2. Dana Atchley. Next Exit (link opens in a new window, QuickTime required). Follow the "Next Exit Stories" link on the left-hand side of the screen and look at Home Movies (aka The Turn Film) and Redheads. I paid my first visit to Atchley's site in the spring of 2000 and we immediately began an email exchange. He invited me to attend a Centre for Digital Storytelling workshop in Berkeley, California, later that year... which I did.

3. Roland Barthes. 1981: Camera Lucida, reflections on photogaphy. After years of dispassionate analysis Barthes comes across a photograph of his mother as a child, the "winter garden photograph". He allows his feelings to influence his logic and suddenly the ideas start bouncing off the page: "I had discovered this photograph by moving back through Time? I worked back through a life, not my own, but the life of someone I love. Starting from her latest image, taken the summer before her death (so tired, so noble, sitting in front of the door of our house, surrounded by my friends), I arrived, traversing three quarters of a century, at the image of a child: I stare intensely at the Sovereign Good of childhood, of the mother, of the mother-as-child. Of course I was then losing her twice over, in her final fatigue and in her first photograph, for me the last; but it was also at this moment that everything turned around and I discovered her as unto herself. "

4. Bruce Davidson. 1969: Beautiful, Beautiful. BBC TV Omnibus documentary about four photographers. At one point Davidson, who was working on East 100th St. his book about Harlem, says: "I poise, not pose, people... People have an innate dignity and they will set themselves before the camera in a dignified way. And they will choose what they will give."

5. Ivan Illich. 1975: Tools for Conviviality: "Tools are intrinsic to social relationships", he writes. "An individual relates himself in action to his society through the use of tools that he actively masters, or by which he is passively acted upon. To the degree that he masters his tools he can invest the world with his meaning; to the degree that he is mastered by his tools, the shape of the tool determines his own self-image. Convivial tools are those which give each person who uses them the greatest opportunity to enrich the environment with the fruits of his or her vision."

6. Greil Marcus, his rock 'n' roll writings. Here's one from American Folk in Granta 76. 2001: "But no one is just like anybody else. No one, in fact is even who he or she was ever supposed to be. No one was supposed to step out from their fellows and stand alone to say their piece, to thrill those who stand and listen with the notion that they, too might have a voice, to shame those who stand and listen because they lack the courage to do more than that."

Also Invisible Republic: Bob Dylan's Basement Tapes. 1997: Marcus studies popular music recordings and lifts the lid on a nation's dustbin of history.

7. Pedro Meyer. 1991: I Photograph to Remember (link opens in a new window). First published as an interactive CD-ROM, this intensely moving story about Meyer's parents in old age is now available for iPod download.

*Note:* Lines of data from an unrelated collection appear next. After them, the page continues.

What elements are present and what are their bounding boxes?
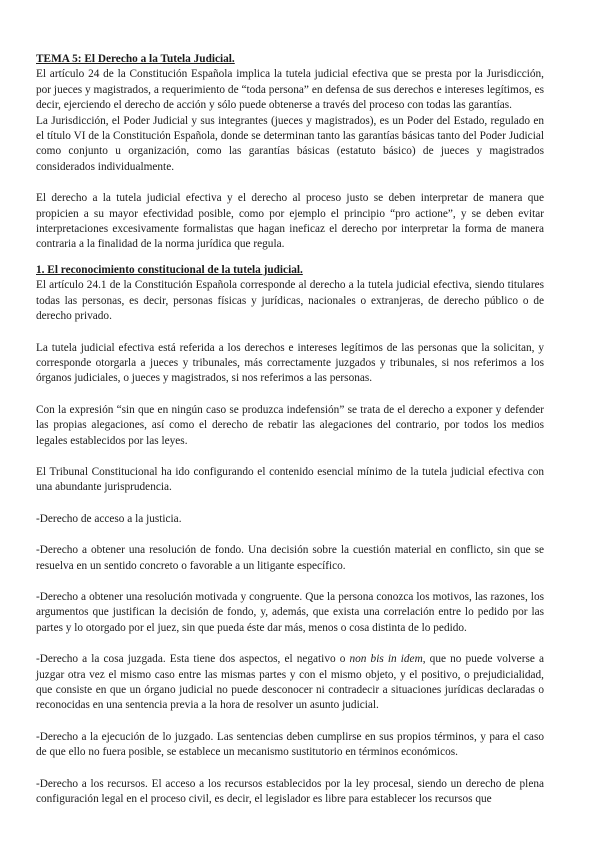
cosa-juzgada-text-a: -Derecho a la cosa juzgada. Esta tiene dos aspectos, el negativo o xyxy=(36,653,350,666)
latin-term: non bis in idem xyxy=(349,653,423,666)
list-item-ejecucion: -Derecho a la ejecución de lo juzgado. Las sentencias deben cumplirse en sus propios términos, y para el caso de que ello no fuera posible, se establece un mecanismo sustitutorio en términos económicos. xyxy=(36,730,544,759)
section-1-paragraph-1: El artículo 24.1 de la Constitución Española corresponde al derecho a la tutela judicial efectiva, siendo titulares todas las personas, es decir, personas físicas y jurídicas, nacionales o extranjeras, de derecho público o de derecho privado. xyxy=(36,279,544,323)
list-item-acceso: -Derecho de acceso a la justicia. xyxy=(36,512,182,525)
list-item-resolucion-fondo: -Derecho a obtener una resolución de fondo. Una decisión sobre la cuestión material en conflicto, sin que se resuelva en un sentido concreto o favorable a un litigante específico. xyxy=(36,544,544,572)
section-1-paragraph-4: El Tribunal Constitucional ha ido configurando el contenido esencial mínimo de la tutela judicial efectiva con una abundante jurisprudencia. xyxy=(36,465,544,494)
intro-paragraph-1: El artículo 24 de la Constitución Española implica la tutela judicial efectiva que se presta por la Jurisdicción, por jueces y magistrados, a requerimiento de “toda persona” en defensa de sus derechos e intereses legítimos, es decir, ejerciendo el derecho de acción y sólo puede obtenerse a través del proceso con todas las garantías. xyxy=(36,68,544,112)
list-item-resolucion-motivada: -Derecho a obtener una resolución motivada y congruente. Que la persona conozca los motivos, las razones, los argumentos que justifican la decisión de fondo, y, además, que exista una correlación entre lo pedido por las partes y lo otorgado por el juez, sin que pueda éste dar más, menos o cosa distinta de lo pedido. xyxy=(36,590,544,634)
intro-paragraph-2: La Jurisdicción, el Poder Judicial y sus integrantes (jueces y magistrados), es un Poder del Estado, regulado en el título VI de la Constitución Española, donde se determinan tanto las garantías básicas tanto del Poder Judicial como conjunto u organización, como las garantías básicas (estatuto básico) de jueces y magistrados considerados individualmente. xyxy=(36,114,544,173)
section-1-title: 1. El reconocimiento constitucional de la tutela judicial. xyxy=(36,263,303,276)
intro-paragraph-3: El derecho a la tutela judicial efectiva y el derecho al proceso justo se deben interpretar de manera que propicien a su mayor efectividad posible, como por ejemplo el principio “pro actione”, y se deben evitar interpretaciones excesivamente formalistas que hagan ineficaz el derecho por interpretar la forma de manera contraria a la finalidad de la norma jurídica que regula. xyxy=(36,192,544,251)
list-item-cosa-juzgada xyxy=(36,652,544,714)
document-title: TEMA 5: El Derecho a la Tutela Judicial. xyxy=(36,53,235,65)
section-1-paragraph-2: La tutela judicial efectiva está referida a los derechos e intereses legítimos de las personas que la solicitan, y corresponde otorgarla a jueces y tribunales, más correctamente juzgados y tribunales, si nos referimos a los órganos judiciales, o jueces y magistrados, si nos referimos a las personas. xyxy=(36,341,544,385)
cosa-juzgada-text-b: , que no puede volverse a juzgar otra vez el mismo caso entre las mismas partes y con el mismo objeto, y el positivo, o prejudicialidad, que consiste en que un órgano judicial no puede desconocer ni contradecir a situaciones jurídicas declaradas o reconocidas en una sentencia previa a la hora de resolver un asunto judicial. xyxy=(36,653,545,712)
list-item-recursos: -Derecho a los recursos. El acceso a los recursos establecidos por la ley procesal, siendo un derecho de plena configuración legal en el proceso civil, es decir, el legislador es libre para establecer los recursos que xyxy=(36,777,544,806)
section-1-paragraph-3: Con la expresión “sin que en ningún caso se produzca indefensión” se trata de el derecho a exponer y defender las propias alegaciones, así como el derecho de rebatir las alegaciones del contrario, por todos los medios legales establecidos por las leyes. xyxy=(36,403,544,447)
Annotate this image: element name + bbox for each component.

I first saw it during a screening at Impressions Gallery, York, in the summer of 1994. Aside from its length (35 minutes) it is, in every other respect, a "Digital Story". My first.

8. Jeremy Seabrook. 1973: City Close-up. Wonderful English oral history done in Blackburn, Lancashire. The book by which all other books of oral history must be measured.

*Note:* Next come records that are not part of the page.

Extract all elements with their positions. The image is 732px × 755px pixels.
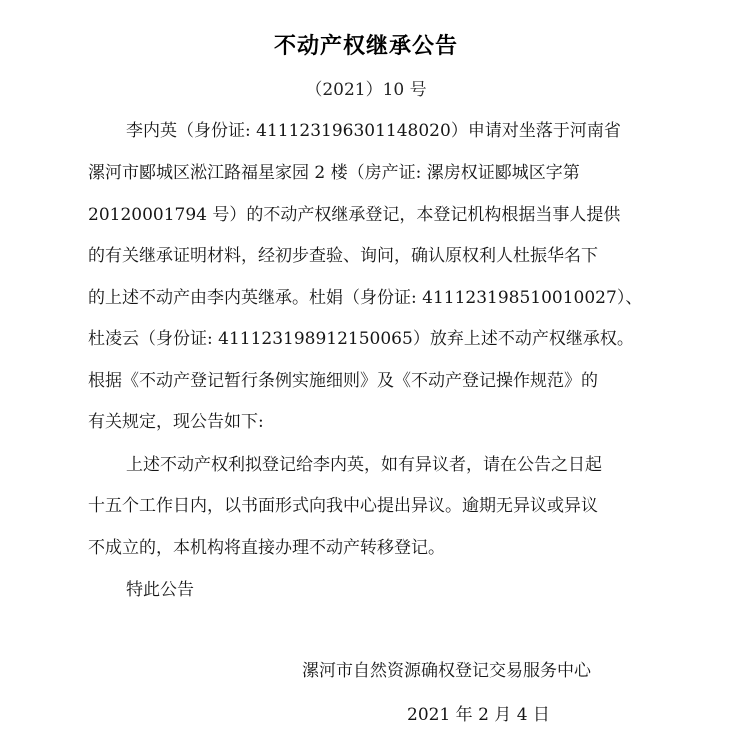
paragraph-line: 根据《不动产登记暂行条例实施细则》及《不动产登记操作规范》的: [88, 371, 598, 391]
paragraph-line: 漯河市郾城区淞江路福星家园 2 楼（房产证: 漯房权证郾城区字第: [88, 163, 580, 183]
paragraph-line: 的有关继承证明材料，经初步查验、询问，确认原权利人杜振华名下: [88, 246, 598, 266]
document-title: 不动产权继承公告: [273, 33, 458, 59]
paragraph-line: 有关规定，现公告如下:: [88, 412, 264, 432]
closing-text: 特此公告: [126, 580, 194, 600]
issuing-organization: 漯河市自然资源确权登记交易服务中心: [302, 661, 591, 681]
document-number: （2021）10 号: [305, 80, 427, 100]
paragraph-line: 十五个工作日内，以书面形式向我中心提出异议。逾期无异议或异议: [88, 496, 598, 516]
paragraph-line: 的上述不动产由李内英继承。杜娟（身份证: 411123198510010027）、: [88, 288, 643, 308]
paragraph-line: 杜凌云（身份证: 411123198912150065）放弃上述不动产权继承权。: [88, 329, 634, 349]
paragraph-line: 上述不动产权利拟登记给李内英，如有异议者，请在公告之日起: [126, 455, 602, 475]
notice-date: 2021 年 2 月 4 日: [407, 705, 550, 725]
paragraph-line: 李内英（身份证: 411123196301148020）申请对坐落于河南省: [126, 121, 621, 141]
paragraph-line: 不成立的，本机构将直接办理不动产转移登记。: [88, 538, 445, 558]
paragraph-line: 20120001794 号）的不动产权继承登记，本登记机构根据当事人提供: [88, 205, 621, 225]
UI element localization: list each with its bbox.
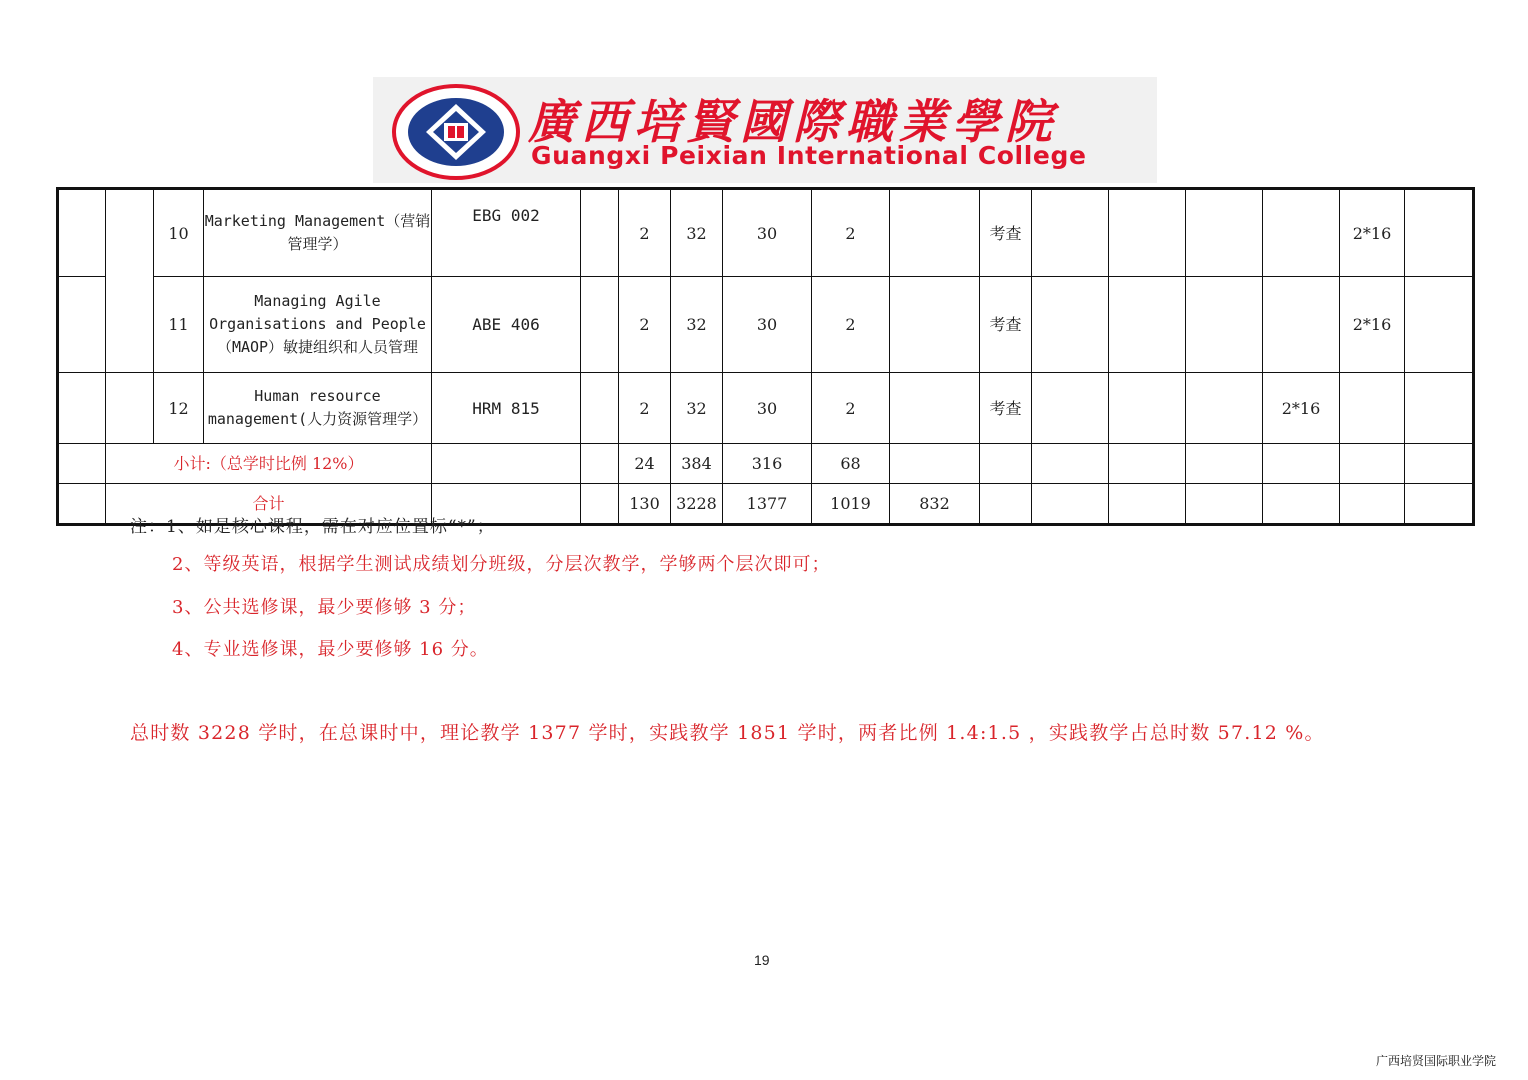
course-name: Human resource management(人力资源管理学） xyxy=(204,373,432,444)
practice-hours: 2 xyxy=(812,373,890,444)
empty-cell xyxy=(1405,444,1474,484)
table-row xyxy=(58,373,1474,444)
theory-hours: 30 xyxy=(723,189,812,277)
category-cell xyxy=(58,277,106,373)
subtotal-practice: 68 xyxy=(812,444,890,484)
empty-cell xyxy=(1263,484,1340,525)
course-code: HRM 815 xyxy=(432,373,581,444)
row-number: 11 xyxy=(154,277,204,373)
empty-cell xyxy=(1032,484,1109,525)
empty-cell xyxy=(1340,484,1405,525)
theory-hours: 30 xyxy=(723,277,812,373)
college-banner xyxy=(373,77,1157,183)
core-mark xyxy=(581,484,619,525)
subcategory-cell xyxy=(106,373,154,444)
empty-cell xyxy=(980,484,1032,525)
subtotal-label: 小计:（总学时比例 12%） xyxy=(106,444,432,484)
core-mark xyxy=(581,189,619,277)
practice-hours: 2 xyxy=(812,277,890,373)
subtotal-row xyxy=(58,444,1474,484)
empty-cell xyxy=(980,444,1032,484)
row-number: 10 xyxy=(154,189,204,277)
course-code: ABE 406 xyxy=(432,277,581,373)
course-plan-table xyxy=(56,187,1475,526)
category-cell xyxy=(58,373,106,444)
semester-1 xyxy=(1032,277,1109,373)
course-name: Marketing Management（营销管理学） xyxy=(204,189,432,277)
total-label: 合计 xyxy=(106,484,432,525)
credit: 2 xyxy=(619,277,671,373)
subcategory-cell xyxy=(106,189,154,373)
empty-cell xyxy=(1109,444,1186,484)
college-seal-icon xyxy=(389,83,523,181)
total-hours: 3228 xyxy=(671,484,723,525)
total-hours: 32 xyxy=(671,373,723,444)
core-mark xyxy=(581,277,619,373)
semester-3 xyxy=(1186,189,1263,277)
college-name-en: Guangxi Peixian International College xyxy=(531,141,1087,170)
check-type: 考查 xyxy=(980,277,1032,373)
empty-cell xyxy=(1186,444,1263,484)
semester-2 xyxy=(1109,373,1186,444)
exam-type xyxy=(890,373,980,444)
footer-organization: 广西培贤国际职业学院 xyxy=(1376,1054,1497,1068)
note-4: 4、专业选修课，最少要修够 16 分。 xyxy=(172,639,489,660)
hours-summary: 总时数 3228 学时，在总课时中，理论教学 1377 学时，实践教学 1851 学时，两者比例 1.4:1.5 ，实践教学占总时数 57.12 %。 xyxy=(130,722,1325,744)
semester-4: 2*16 xyxy=(1263,373,1340,444)
semester-5 xyxy=(1340,373,1405,444)
semester-1 xyxy=(1032,189,1109,277)
semester-6 xyxy=(1405,189,1474,277)
note-3: 3、公共选修课，最少要修够 3 分； xyxy=(172,597,477,618)
semester-2 xyxy=(1109,189,1186,277)
semester-1 xyxy=(1032,373,1109,444)
empty-cell xyxy=(1186,484,1263,525)
theory-hours: 30 xyxy=(723,373,812,444)
category-cell xyxy=(58,484,106,525)
subtotal-hours: 384 xyxy=(671,444,723,484)
category-cell xyxy=(58,444,106,484)
semester-3 xyxy=(1186,277,1263,373)
table-row xyxy=(58,189,1474,277)
semester-5: 2*16 xyxy=(1340,277,1405,373)
subtotal-credit: 24 xyxy=(619,444,671,484)
empty-cell xyxy=(1405,484,1474,525)
total-credit: 130 xyxy=(619,484,671,525)
row-number: 12 xyxy=(154,373,204,444)
practice-hours: 2 xyxy=(812,189,890,277)
semester-3 xyxy=(1186,373,1263,444)
empty-cell xyxy=(1340,444,1405,484)
empty-cell xyxy=(1263,444,1340,484)
total-hours: 32 xyxy=(671,189,723,277)
page-number: 19 xyxy=(754,952,770,968)
semester-2 xyxy=(1109,277,1186,373)
note-2: 2、等级英语，根据学生测试成绩划分班级，分层次教学，学够两个层次即可； xyxy=(172,554,831,575)
semester-6 xyxy=(1405,373,1474,444)
empty-cell xyxy=(1109,484,1186,525)
check-type: 考查 xyxy=(980,373,1032,444)
credit: 2 xyxy=(619,189,671,277)
exam-type xyxy=(890,277,980,373)
empty-cell xyxy=(1032,444,1109,484)
total-extra: 832 xyxy=(890,484,980,525)
core-mark xyxy=(581,373,619,444)
exam-type xyxy=(890,189,980,277)
semester-5: 2*16 xyxy=(1340,189,1405,277)
note-1: 注：1、如是核心课程，需在对应位置标“*”； xyxy=(130,517,495,537)
credit: 2 xyxy=(619,373,671,444)
total-hours: 32 xyxy=(671,277,723,373)
total-practice: 1019 xyxy=(812,484,890,525)
subtotal-theory: 316 xyxy=(723,444,812,484)
total-theory: 1377 xyxy=(723,484,812,525)
semester-6 xyxy=(1405,277,1474,373)
course-name: Managing Agile Organisations and People（MAOP）敏捷组织和人员管理 xyxy=(204,277,432,373)
category-cell xyxy=(58,189,106,277)
table-row xyxy=(58,277,1474,373)
college-name-cn: 廣西培賢國際職業學院 xyxy=(528,95,1058,150)
core-mark xyxy=(581,444,619,484)
check-type: 考查 xyxy=(980,189,1032,277)
semester-4 xyxy=(1263,277,1340,373)
course-code xyxy=(432,444,581,484)
empty-cell xyxy=(890,444,980,484)
semester-4 xyxy=(1263,189,1340,277)
course-code: EBG 002 xyxy=(432,189,581,277)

9. W G Sebald. 1996: The Emigrants. 1999: The Rings Of Saturn. Storytelling and pictures never went so well together. These books take you into a magical space which is entirely, uniquely and infinitely their own.

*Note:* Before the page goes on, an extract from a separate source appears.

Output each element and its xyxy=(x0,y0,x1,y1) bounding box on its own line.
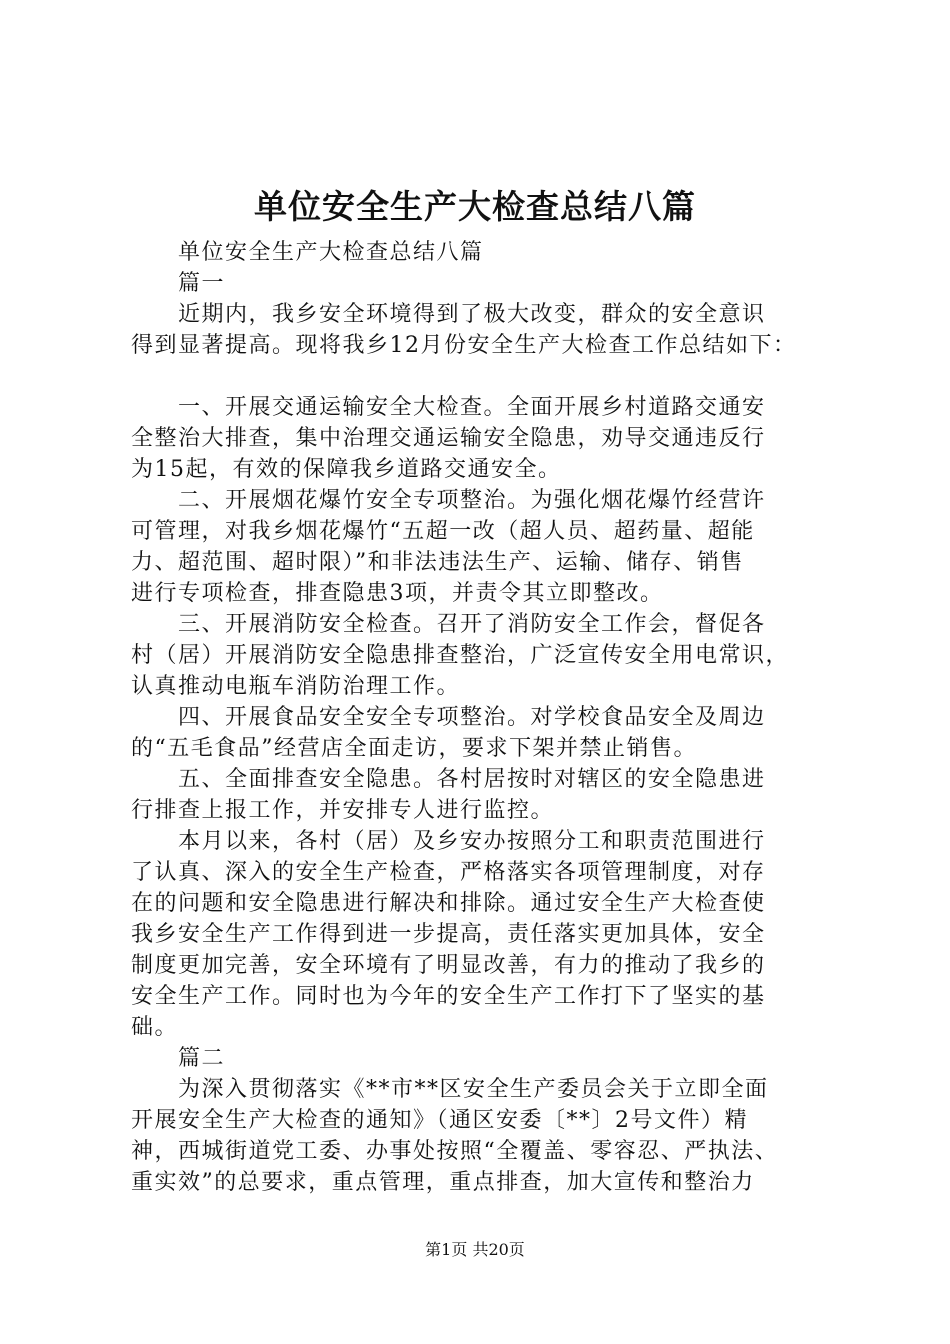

10. William Stott. 1973: Documentary Expression and Thirties America: "Social documentary dignifies the usual and levels the extraordinary. Most often its subject is the common man, and when it is not, the subject, however exalted he be, is looked at from the common man's point-of view."

Photocall
r/t: 21 sec.
It should be possible for anyone with a mobile phone to make a story like this in their lunch hour and see it broadcast by teatime. That it isn't makes a nonsense of the fashionable notion that broadcast media is becoming a "conversation".